La culture matérielle de l'ère du Nizam – bijoux, manuscrits enluminés, textiles, armes et objets d'art – réside désormais dans des musées, du Salar Jung Museum d'Hyderabad au Victoria and Albert Museum de Londres. Le patronage des arts et des lettres par la dynastie a contribué à façonner la langue Dakhni, les traditions musicales classiques telles que les hybrides Qawwali et Carnatic-Hindustani, et une cuisine distinctive mêlant influences mogholes, turques et locales. Des éléments de ces traditions persistent dans les festivals de la ville, la cuisine de rue et la poésie orale, contribuant à l'identité vivante d'Hyderabad. Le Charminar, les tombeaux Qutb Shahi et les vastes bazars rappellent l'esprit syncrétique que les Nizams ont cherché, aussi imparfaitement soit-il, à cultiver.

En réfléchissant à la signification historique de la maison Asaf Jahi, les historiens soulignent son rôle de pont entre les empires et les époques. La capacité de la dynastie à s'adapter au déclin des Moghols, aux contraintes de la suzeraineté britannique et aux bouleversements de l'indépendance offre des leçons durables de résilience et de négociation du pouvoir. L'histoire des Nizams n'est donc pas seulement celle d'une opulence disparue, mais celle de la survie et de la transformation au milieu des marées imprévisibles de l'histoire.

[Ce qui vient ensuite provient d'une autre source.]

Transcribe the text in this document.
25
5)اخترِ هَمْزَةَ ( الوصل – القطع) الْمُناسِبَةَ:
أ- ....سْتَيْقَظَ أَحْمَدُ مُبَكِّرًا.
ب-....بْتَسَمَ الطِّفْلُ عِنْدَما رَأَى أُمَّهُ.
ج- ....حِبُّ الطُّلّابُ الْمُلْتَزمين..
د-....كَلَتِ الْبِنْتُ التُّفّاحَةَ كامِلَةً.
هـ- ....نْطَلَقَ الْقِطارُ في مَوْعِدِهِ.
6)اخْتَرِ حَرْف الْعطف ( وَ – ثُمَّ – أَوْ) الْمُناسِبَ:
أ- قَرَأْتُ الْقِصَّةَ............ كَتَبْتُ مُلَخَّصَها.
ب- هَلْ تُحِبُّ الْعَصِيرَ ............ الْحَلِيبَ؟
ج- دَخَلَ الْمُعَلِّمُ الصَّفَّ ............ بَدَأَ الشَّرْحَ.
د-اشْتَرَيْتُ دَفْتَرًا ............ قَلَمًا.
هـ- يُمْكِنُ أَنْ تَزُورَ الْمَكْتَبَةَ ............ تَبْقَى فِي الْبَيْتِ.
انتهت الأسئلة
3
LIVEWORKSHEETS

Alors que les échos de leur règne s'estompent, l'héritage le plus durable de la famille Asaf Jahi pourrait bien être l'idée d'Hyderabad elle-même : une ville au carrefour des cultures et des histoires, où la grandeur du passé reste palpable au milieu du dynamisme du présent. Dans ses palais et ses mosquées, ses bibliothèques et ses marchés animés, et dans les histoires transmises de génération en génération, l'esprit des Nizams persiste – un rappel que les dynasties peuvent tomber, mais que leur empreinte sur le monde, et sur les villes qu'elles ont façonnées, perdure.